Lando’s tail-gunners kept the remaining TIE fighters jumping in the narrow space, until at last the main reactor shaft came into view. They’d never seen a reactor that awesome.
“It’s too big, Gold Leader,” yelled Wedge. “My proton torpedoes won’t even dent that.”
“Go for the power regulator on the north tower,” Lando directed. “I’ll take the main reactor. We’re carrying concussion missiles—they should penetrate. Once I let them go, we won’t have much time to get out of here, though.”
“I’m already on my way out,” Wedge exclaimed.
He fired his torpedoes with a Corellian war-cry, hitting both sides of the north tower, and peeled off, accelerating.
The Falcon waited three dangerous seconds longer, then loosed its concussion missiles with a powerful roar. For another second the flash was too bright to see what had happened. And then the whole reactor began to go.
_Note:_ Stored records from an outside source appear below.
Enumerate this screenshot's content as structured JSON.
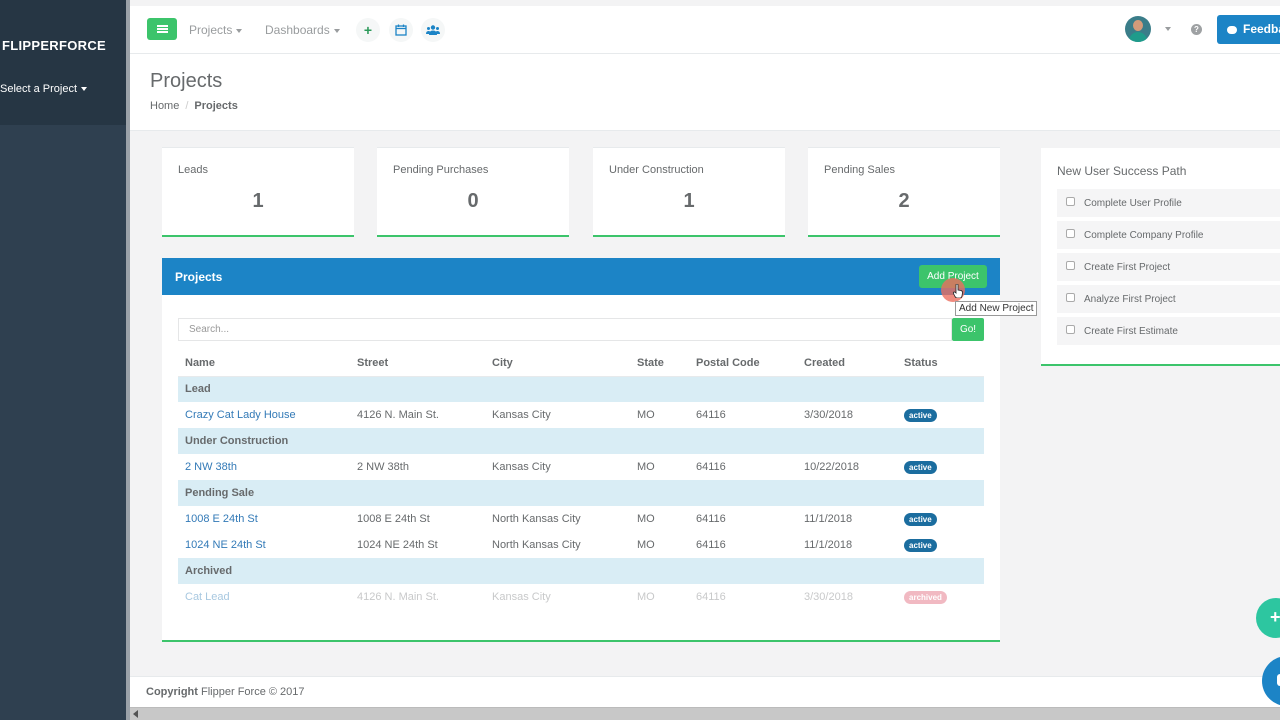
{
  "sidebar": {
    "brand": "FLIPPERFORCE",
    "project_select": "Select a Project"
  },
  "topnav": {
    "projects_label": "Projects",
    "dashboards_label": "Dashboards",
    "add_icon_glyph": "+",
    "help_glyph": "?",
    "feedback_label": "Feedback"
  },
  "heading": {
    "title": "Projects",
    "breadcrumb": {
      "home": "Home",
      "current": "Projects"
    }
  },
  "stats": [
    {
      "label": "Leads",
      "value": "1"
    },
    {
      "label": "Pending Purchases",
      "value": "0"
    },
    {
      "label": "Under Construction",
      "value": "1"
    },
    {
      "label": "Pending Sales",
      "value": "2"
    }
  ],
  "projects_panel": {
    "title": "Projects",
    "add_button": "Add Project",
    "tooltip": "Add New Project",
    "search_placeholder": "Search...",
    "go_button": "Go!",
    "columns": [
      "Name",
      "Street",
      "City",
      "State",
      "Postal Code",
      "Created",
      "Status"
    ],
    "groups": [
      {
        "name": "Lead",
        "rows": [
          {
            "name": "Crazy Cat Lady House",
            "street": "4126 N. Main St.",
            "city": "Kansas City",
            "state": "MO",
            "postal": "64116",
            "created": "3/30/2018",
            "status": "active"
          }
        ]
      },
      {
        "name": "Under Construction",
        "rows": [
          {
            "name": "2 NW 38th",
            "street": "2 NW 38th",
            "city": "Kansas City",
            "state": "MO",
            "postal": "64116",
            "created": "10/22/2018",
            "status": "active"
          }
        ]
      },
      {
        "name": "Pending Sale",
        "rows": [
          {
            "name": "1008 E 24th St",
            "street": "1008 E 24th St",
            "city": "North Kansas City",
            "state": "MO",
            "postal": "64116",
            "created": "11/1/2018",
            "status": "active"
          },
          {
            "name": "1024 NE 24th St",
            "street": "1024 NE 24th St",
            "city": "North Kansas City",
            "state": "MO",
            "postal": "64116",
            "created": "11/1/2018",
            "status": "active"
          }
        ]
      },
      {
        "name": "Archived",
        "rows": [
          {
            "name": "Cat Lead",
            "street": "4126 N. Main St.",
            "city": "Kansas City",
            "state": "MO",
            "postal": "64116",
            "created": "3/30/2018",
            "status": "archived"
          }
        ]
      }
    ]
  },
  "success_path": {
    "title": "New User Success Path",
    "items": [
      "Complete User Profile",
      "Complete Company Profile",
      "Create First Project",
      "Analyze First Project",
      "Create First Estimate"
    ]
  },
  "footer": {
    "copyright_label": "Copyright",
    "copyright_text": "Flipper Force © 2017"
  },
  "fab": {
    "plus_glyph": "+"
  },
  "colors": {
    "sidebar": "#2f4050",
    "accent_green": "#3cc46b",
    "primary_blue": "#1c84c6",
    "group_row": "#d9edf5"
  }
}
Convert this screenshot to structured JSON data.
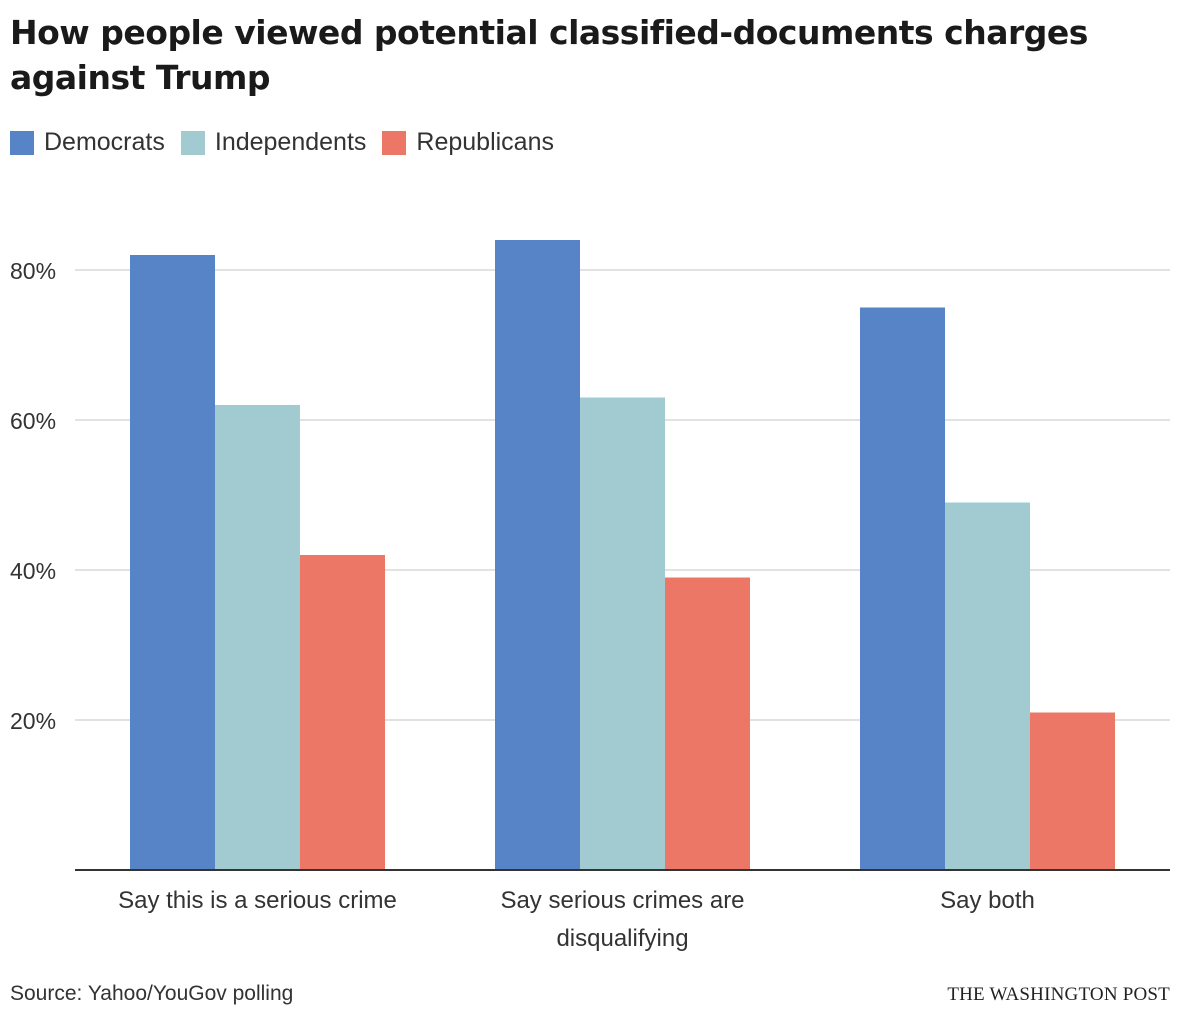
{
  "chart_data": {
    "type": "bar",
    "title": "How people viewed potential classified-documents charges against Trump",
    "categories": [
      [
        "Say this is a serious crime"
      ],
      [
        "Say serious crimes are",
        "disqualifying"
      ],
      [
        "Say both"
      ]
    ],
    "series": [
      {
        "name": "Democrats",
        "color": "#5684c6",
        "values": [
          82,
          84,
          75
        ]
      },
      {
        "name": "Independents",
        "color": "#a1cbd1",
        "values": [
          62,
          63,
          49
        ]
      },
      {
        "name": "Republicans",
        "color": "#ec7767",
        "values": [
          42,
          39,
          21
        ]
      }
    ],
    "ylim": [
      0,
      90
    ],
    "yticks": [
      20,
      40,
      60,
      80
    ],
    "ytick_labels": [
      "20%",
      "40%",
      "60%",
      "80%"
    ],
    "grid": true,
    "xlabel": "",
    "ylabel": "",
    "legend_position": "top-left"
  },
  "legend": [
    {
      "label": "Democrats",
      "color": "#5684c6"
    },
    {
      "label": "Independents",
      "color": "#a1cbd1"
    },
    {
      "label": "Republicans",
      "color": "#ec7767"
    }
  ],
  "footer": {
    "source": "Source: Yahoo/YouGov polling",
    "credit": "THE WASHINGTON POST"
  }
}
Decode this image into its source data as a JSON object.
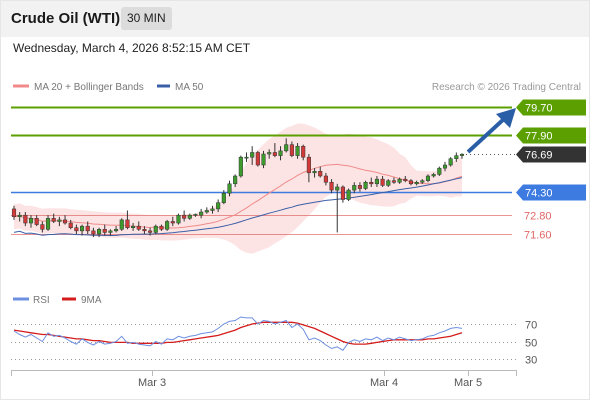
{
  "header": {
    "title": "Crude Oil (WTI)",
    "timeframe": "30 MIN"
  },
  "datetime": "Wednesday, March 4, 2026 8:52:15 AM CET",
  "chart_data": {
    "type": "candlestick",
    "legend": [
      {
        "label": "MA 20 + Bollinger Bands",
        "color": "#f08a8a"
      },
      {
        "label": "MA 50",
        "color": "#3a5fa8"
      }
    ],
    "credit": "Research © 2026 Trading Central",
    "y_range": [
      70.3,
      80.3
    ],
    "levels": [
      {
        "label": "79.70",
        "value": 79.7,
        "color": "#5ba000",
        "kind": "resistance"
      },
      {
        "label": "77.90",
        "value": 77.9,
        "color": "#5ba000",
        "kind": "resistance"
      },
      {
        "label": "76.69",
        "value": 76.69,
        "color": "#333333",
        "kind": "last"
      },
      {
        "label": "74.30",
        "value": 74.3,
        "color": "#3d7be0",
        "kind": "pivot"
      },
      {
        "label": "72.80",
        "value": 72.8,
        "color": "#e06666",
        "kind": "support"
      },
      {
        "label": "71.60",
        "value": 71.6,
        "color": "#e06666",
        "kind": "support"
      }
    ],
    "x_labels": [
      "Mar 3",
      "Mar 4",
      "Mar 5"
    ],
    "candles": [
      [
        73.2,
        73.4,
        72.5,
        72.7
      ],
      [
        72.7,
        73.0,
        72.4,
        72.8
      ],
      [
        72.8,
        73.0,
        72.1,
        72.3
      ],
      [
        72.3,
        72.8,
        72.0,
        72.6
      ],
      [
        72.6,
        72.8,
        72.1,
        72.2
      ],
      [
        72.2,
        72.4,
        71.7,
        71.9
      ],
      [
        71.9,
        72.8,
        71.8,
        72.6
      ],
      [
        72.6,
        72.9,
        72.3,
        72.4
      ],
      [
        72.4,
        72.7,
        72.1,
        72.5
      ],
      [
        72.5,
        72.8,
        72.2,
        72.3
      ],
      [
        72.3,
        72.5,
        71.9,
        72.0
      ],
      [
        72.0,
        72.2,
        71.6,
        71.8
      ],
      [
        71.8,
        72.2,
        71.5,
        72.1
      ],
      [
        72.1,
        72.4,
        71.6,
        71.8
      ],
      [
        71.8,
        72.0,
        71.4,
        71.6
      ],
      [
        71.6,
        72.0,
        71.4,
        71.9
      ],
      [
        71.9,
        72.2,
        71.5,
        71.7
      ],
      [
        71.7,
        71.9,
        71.5,
        71.8
      ],
      [
        71.8,
        72.1,
        71.7,
        71.9
      ],
      [
        71.9,
        72.6,
        71.8,
        72.5
      ],
      [
        72.5,
        73.1,
        71.9,
        72.0
      ],
      [
        72.0,
        72.3,
        71.8,
        72.1
      ],
      [
        72.1,
        72.4,
        71.8,
        71.9
      ],
      [
        71.9,
        72.1,
        71.6,
        71.8
      ],
      [
        71.8,
        72.0,
        71.5,
        71.7
      ],
      [
        71.7,
        72.2,
        71.6,
        72.1
      ],
      [
        72.1,
        72.2,
        71.8,
        71.9
      ],
      [
        71.9,
        72.5,
        71.8,
        72.4
      ],
      [
        72.4,
        72.7,
        72.1,
        72.3
      ],
      [
        72.3,
        72.9,
        72.2,
        72.8
      ],
      [
        72.8,
        73.1,
        72.4,
        72.6
      ],
      [
        72.6,
        72.9,
        72.5,
        72.8
      ],
      [
        72.8,
        72.9,
        72.7,
        72.85
      ],
      [
        72.8,
        73.2,
        72.6,
        73.0
      ],
      [
        73.0,
        73.3,
        72.9,
        73.1
      ],
      [
        73.1,
        73.4,
        72.9,
        73.2
      ],
      [
        73.2,
        73.8,
        73.0,
        73.6
      ],
      [
        73.6,
        74.4,
        73.5,
        74.2
      ],
      [
        74.2,
        75.0,
        74.0,
        74.8
      ],
      [
        74.8,
        75.4,
        74.6,
        75.3
      ],
      [
        75.3,
        76.6,
        75.2,
        76.5
      ],
      [
        76.5,
        76.8,
        76.2,
        76.5
      ],
      [
        76.5,
        77.2,
        76.0,
        76.8
      ],
      [
        76.8,
        76.9,
        75.9,
        76.0
      ],
      [
        76.0,
        76.9,
        75.8,
        76.7
      ],
      [
        76.7,
        77.0,
        76.4,
        76.8
      ],
      [
        76.8,
        77.4,
        76.5,
        76.6
      ],
      [
        76.6,
        77.2,
        76.3,
        76.9
      ],
      [
        76.9,
        77.7,
        76.8,
        77.3
      ],
      [
        77.3,
        77.5,
        76.5,
        76.6
      ],
      [
        76.6,
        77.4,
        76.4,
        77.2
      ],
      [
        77.2,
        77.3,
        76.3,
        76.5
      ],
      [
        76.5,
        76.7,
        74.9,
        75.5
      ],
      [
        75.5,
        75.8,
        75.2,
        75.6
      ],
      [
        75.6,
        75.9,
        75.2,
        75.3
      ],
      [
        75.3,
        75.5,
        74.7,
        74.9
      ],
      [
        74.9,
        75.1,
        74.2,
        74.4
      ],
      [
        74.4,
        74.8,
        71.7,
        74.6
      ],
      [
        74.6,
        74.7,
        73.6,
        73.8
      ],
      [
        73.8,
        74.5,
        73.7,
        74.4
      ],
      [
        74.4,
        74.9,
        74.2,
        74.7
      ],
      [
        74.7,
        74.9,
        74.3,
        74.5
      ],
      [
        74.5,
        75.0,
        74.4,
        74.9
      ],
      [
        74.9,
        75.2,
        74.6,
        74.8
      ],
      [
        74.8,
        75.3,
        74.6,
        75.1
      ],
      [
        75.1,
        75.3,
        74.6,
        74.7
      ],
      [
        74.7,
        75.1,
        74.6,
        75.0
      ],
      [
        75.0,
        75.2,
        74.8,
        74.9
      ],
      [
        74.9,
        75.2,
        74.8,
        75.1
      ],
      [
        75.1,
        75.3,
        74.9,
        75.0
      ],
      [
        75.0,
        75.1,
        74.7,
        74.8
      ],
      [
        74.8,
        75.0,
        74.7,
        74.9
      ],
      [
        74.9,
        75.1,
        74.8,
        75.0
      ],
      [
        75.0,
        75.4,
        74.9,
        75.3
      ],
      [
        75.3,
        75.5,
        75.2,
        75.4
      ],
      [
        75.4,
        75.9,
        75.3,
        75.8
      ],
      [
        75.8,
        76.2,
        75.6,
        76.0
      ],
      [
        76.0,
        76.5,
        75.9,
        76.4
      ],
      [
        76.4,
        76.8,
        76.2,
        76.6
      ],
      [
        76.6,
        76.75,
        76.4,
        76.69
      ]
    ],
    "rsi_panel": {
      "legend": [
        {
          "label": "RSI",
          "color": "#6d8fe0"
        },
        {
          "label": "9MA",
          "color": "#d41c1c"
        }
      ],
      "y_range": [
        20,
        80
      ],
      "ticks": [
        "70",
        "50",
        "30"
      ],
      "rsi": [
        62,
        58,
        55,
        58,
        54,
        50,
        60,
        56,
        57,
        54,
        50,
        47,
        53,
        49,
        46,
        50,
        47,
        48,
        50,
        56,
        48,
        49,
        47,
        46,
        45,
        50,
        47,
        53,
        52,
        56,
        54,
        56,
        57,
        59,
        60,
        61,
        65,
        70,
        73,
        74,
        78,
        77,
        77,
        70,
        74,
        73,
        70,
        72,
        74,
        66,
        70,
        64,
        52,
        54,
        51,
        46,
        42,
        44,
        40,
        49,
        52,
        50,
        53,
        52,
        55,
        51,
        54,
        52,
        55,
        53,
        51,
        52,
        53,
        56,
        57,
        60,
        62,
        65,
        66,
        65
      ],
      "ma9": [
        63,
        62,
        61,
        60,
        59,
        58,
        58,
        57,
        56,
        55,
        54,
        53,
        53,
        52,
        51,
        51,
        50,
        49,
        49,
        49,
        49,
        48,
        48,
        48,
        48,
        48,
        48,
        49,
        49,
        50,
        51,
        52,
        53,
        54,
        55,
        56,
        57,
        59,
        61,
        63,
        66,
        68,
        70,
        71,
        72,
        72,
        72,
        72,
        72,
        72,
        71,
        69,
        67,
        65,
        62,
        59,
        56,
        53,
        50,
        48,
        47,
        47,
        47,
        48,
        49,
        50,
        51,
        52,
        52,
        52,
        52,
        52,
        52,
        53,
        53,
        54,
        55,
        56,
        58,
        60
      ]
    }
  }
}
“Direct hit!” shouted Lando. “Now comes the hard part.”
The shaft was already caving in on top of him, creating a tunnel effect. The Falcon maneuvered through the twisting outlet, through walls of flame, and through moving shafts, always just ahead of the continuing chain of explosions.
Wedge tore out of the superstructure at barely sub-light speed, whipped around the near side of Endor, and coasted into deep space, slowing slowly in a gentle arc, to return to the safety of the moon.
A moment later, in a destabilized Imperial shuttle, Luke escaped the main docking bay, just as that section began to blow apart completely. His wobbling craft, too, headed for the green sanctuary in the near distance.
And finally, as if being spit out of the very flames of the conflagration, the Millennium Falcon shot toward Endor, only moments before the Death Star flared into brilliant oblivion, like a fulminant supernova.